The NHS won’t get much for spending £250m on AI if we don’t apply some judgment about where to apply it, says Stephen Black
The NHS has announced a plan to spend £250 million on exploiting Artificial Intelligence to solve problems in healthcare. This could be another example of the first law of political spending announcements: don’t worry about real problems; focus the effort on things that get big headlines. Or it could lead to something good.
Which will it be?
The omens are not good. Stories about AI—like stories about Big Data—are dominated by hype, not sober assessments of benefit. And previous waves of investment in AI have usually led to disappointment. This started when the subject was first invented in the 1950s and DARPA invested a lot, it arose again in the late 1970s and early 80s with Japan’s 5th generation computing project followed by a big EU programme and the UK Alvey programme. All ended badly.
If the NHS is to get anything useful from this investment it needs to assess where the investment might lead to useful results. Thinking of AI as a magic bullet that can tackle any problem is a bad place to start as the inevitable result will be spending based on whichever idea is the most hyped.
And we are not short of hype.
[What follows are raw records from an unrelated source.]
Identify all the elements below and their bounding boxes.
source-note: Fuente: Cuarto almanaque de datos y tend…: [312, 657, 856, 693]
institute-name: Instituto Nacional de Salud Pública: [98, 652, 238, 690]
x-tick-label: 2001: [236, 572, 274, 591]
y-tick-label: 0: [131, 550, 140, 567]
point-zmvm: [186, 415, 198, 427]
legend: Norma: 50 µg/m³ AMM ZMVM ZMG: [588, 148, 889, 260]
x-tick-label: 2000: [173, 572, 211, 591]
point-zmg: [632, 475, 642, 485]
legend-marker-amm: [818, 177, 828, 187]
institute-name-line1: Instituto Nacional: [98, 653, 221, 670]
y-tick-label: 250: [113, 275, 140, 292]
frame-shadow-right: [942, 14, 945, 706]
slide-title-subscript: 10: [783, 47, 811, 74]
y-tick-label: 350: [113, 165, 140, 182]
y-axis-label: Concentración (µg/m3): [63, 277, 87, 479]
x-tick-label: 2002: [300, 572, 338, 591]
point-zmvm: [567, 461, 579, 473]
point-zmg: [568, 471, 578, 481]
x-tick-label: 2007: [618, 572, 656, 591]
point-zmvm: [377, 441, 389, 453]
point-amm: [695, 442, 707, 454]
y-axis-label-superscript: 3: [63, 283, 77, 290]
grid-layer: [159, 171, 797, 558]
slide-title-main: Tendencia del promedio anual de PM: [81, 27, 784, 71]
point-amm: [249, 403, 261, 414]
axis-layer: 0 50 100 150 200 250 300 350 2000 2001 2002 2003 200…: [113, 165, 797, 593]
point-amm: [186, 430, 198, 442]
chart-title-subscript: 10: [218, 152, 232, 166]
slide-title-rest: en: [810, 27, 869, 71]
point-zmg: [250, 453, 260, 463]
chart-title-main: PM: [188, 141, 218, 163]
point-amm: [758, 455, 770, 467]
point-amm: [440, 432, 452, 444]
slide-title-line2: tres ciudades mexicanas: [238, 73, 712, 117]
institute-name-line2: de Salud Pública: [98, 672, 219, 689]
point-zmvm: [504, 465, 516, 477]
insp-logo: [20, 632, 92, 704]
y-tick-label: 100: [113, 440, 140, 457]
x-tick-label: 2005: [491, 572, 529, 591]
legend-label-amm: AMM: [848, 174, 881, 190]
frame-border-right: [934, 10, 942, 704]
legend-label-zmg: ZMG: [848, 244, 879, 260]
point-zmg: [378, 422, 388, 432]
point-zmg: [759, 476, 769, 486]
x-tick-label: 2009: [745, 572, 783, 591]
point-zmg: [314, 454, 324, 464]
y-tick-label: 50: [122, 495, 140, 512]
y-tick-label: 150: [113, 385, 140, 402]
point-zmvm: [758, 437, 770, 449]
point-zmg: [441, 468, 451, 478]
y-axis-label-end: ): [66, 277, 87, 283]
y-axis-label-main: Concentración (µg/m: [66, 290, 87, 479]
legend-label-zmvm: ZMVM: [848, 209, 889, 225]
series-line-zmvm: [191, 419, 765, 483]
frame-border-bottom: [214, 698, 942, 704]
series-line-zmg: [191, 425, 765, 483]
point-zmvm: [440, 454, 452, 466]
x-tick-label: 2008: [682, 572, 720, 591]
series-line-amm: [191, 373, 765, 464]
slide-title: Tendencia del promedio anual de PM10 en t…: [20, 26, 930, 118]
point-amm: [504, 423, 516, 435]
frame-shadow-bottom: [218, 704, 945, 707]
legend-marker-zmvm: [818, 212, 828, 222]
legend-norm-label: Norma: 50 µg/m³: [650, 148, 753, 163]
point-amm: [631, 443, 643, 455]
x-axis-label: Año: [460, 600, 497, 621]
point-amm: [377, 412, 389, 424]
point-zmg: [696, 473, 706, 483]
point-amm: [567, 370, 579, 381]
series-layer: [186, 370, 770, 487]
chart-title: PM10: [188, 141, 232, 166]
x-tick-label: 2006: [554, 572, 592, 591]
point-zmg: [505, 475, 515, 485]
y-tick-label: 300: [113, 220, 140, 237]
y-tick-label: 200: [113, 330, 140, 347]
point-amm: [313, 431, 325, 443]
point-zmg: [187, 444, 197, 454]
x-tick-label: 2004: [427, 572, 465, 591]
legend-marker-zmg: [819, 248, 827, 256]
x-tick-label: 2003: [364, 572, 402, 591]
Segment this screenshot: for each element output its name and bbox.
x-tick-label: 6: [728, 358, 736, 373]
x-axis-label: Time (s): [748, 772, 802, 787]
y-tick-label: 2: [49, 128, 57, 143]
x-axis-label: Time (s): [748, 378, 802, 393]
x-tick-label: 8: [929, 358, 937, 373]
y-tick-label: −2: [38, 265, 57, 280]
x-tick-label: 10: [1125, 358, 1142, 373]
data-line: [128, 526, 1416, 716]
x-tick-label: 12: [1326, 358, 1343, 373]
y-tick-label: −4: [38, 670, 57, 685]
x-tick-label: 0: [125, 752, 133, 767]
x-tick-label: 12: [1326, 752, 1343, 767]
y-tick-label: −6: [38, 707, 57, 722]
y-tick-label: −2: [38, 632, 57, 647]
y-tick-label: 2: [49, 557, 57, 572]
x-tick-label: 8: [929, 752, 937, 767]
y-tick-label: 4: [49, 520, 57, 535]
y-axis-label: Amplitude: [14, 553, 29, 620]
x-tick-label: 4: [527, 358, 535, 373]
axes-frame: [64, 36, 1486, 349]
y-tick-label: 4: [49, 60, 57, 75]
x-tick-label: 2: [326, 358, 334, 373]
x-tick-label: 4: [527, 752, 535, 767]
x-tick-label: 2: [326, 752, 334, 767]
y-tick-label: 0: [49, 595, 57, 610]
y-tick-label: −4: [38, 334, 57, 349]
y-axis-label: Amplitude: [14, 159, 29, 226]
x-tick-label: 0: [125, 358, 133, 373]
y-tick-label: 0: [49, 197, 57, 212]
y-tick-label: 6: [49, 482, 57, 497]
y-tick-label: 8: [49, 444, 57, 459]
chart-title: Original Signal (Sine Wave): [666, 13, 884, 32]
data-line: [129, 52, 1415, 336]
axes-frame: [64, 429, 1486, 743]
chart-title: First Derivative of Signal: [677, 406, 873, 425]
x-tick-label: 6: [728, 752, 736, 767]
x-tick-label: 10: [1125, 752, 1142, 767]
The recent success of self-trained AIs in learning how to play top quality chess and the strategy game “Go” has led to an explosion of unwarranted claims about how AI can learn how to solve complex problems “exponentially” quickly.
But, if we recognise how the successful current AIs work then we can get some insight into where and how they might be useful in the NHS. More importantly, we can identify where they are unlikely to work and avoid wasting money on over-hyped applications of AI.
Successful AIs are basically very efficient pattern-recognition engines. Sure, AlphaGo started with just the rules and built the dataset of games of Go itself, but the trick in learning to play well was in recognising the patterns in those games that led to victory.
This looks like a much bigger achievement than it is. The limitation is that the games AI has conquered have unambiguous rules and utterly clear criteria for victory. There may be an impossibly large number of possible games (more chess games than atoms in the known universe) but there are far fewer patterns that lead to success and learning AIs are good at finding them.
But the real world isn’t like that. Medical diagnosis is a little like playing chess on a board of unknown size, with an uncertain number of pieces, where you don’t know exactly where the pieces are, with rules that are unclear and sometimes change, and where even at the end of the game you are uncertain whether you have won.
No AI has ever demonstrated it can solve a problem like that. What patterns are there to learn from and how can the results be validated?
But there are many much narrower problems where an AI might well be able to learn the patterns. Examples include: interpreting breast scans to identify cancer; examining pictures of moles or skin lesions to identify melanomas; interpreting ECGs to identify atrial fibrillation.
The point of these examples is that the data are clear and the outcomes are fairly clear (eg radiologists have millions of historic breast scans and the results have been checked by other techniques). But don’t forget that current techniques are not perfect, as the statistics on overdiagnosis of breast cancer make clear.
AIs can recognise patterns where there are clear, relatively unambiguous patterns to recognise. The danger in using them for other cases is that we tend to trust the computer even when its results are not trustworthy. This is a major theme in Meredith Broussard’s book Artificial Unintelligence.
If we understand how current AIs work we have some basis for selecting where they might be useful to the NHS. And we should avoid the hype that says we can apply them to general problems like reducing waiting lists or sorting out service quality. Besides, we already know the answers to many of those problems and it is usually the lack of willingness to spend money, not a failure to understand the problem. Which makes spending a lot searching for a magic AI bullet look like a misguided idea.
Stephen Black is a data scientist who has been trying to solve practical problems in healthcare improvement for nearly two decades with a variety of healthcare clients from GPs to hospitals.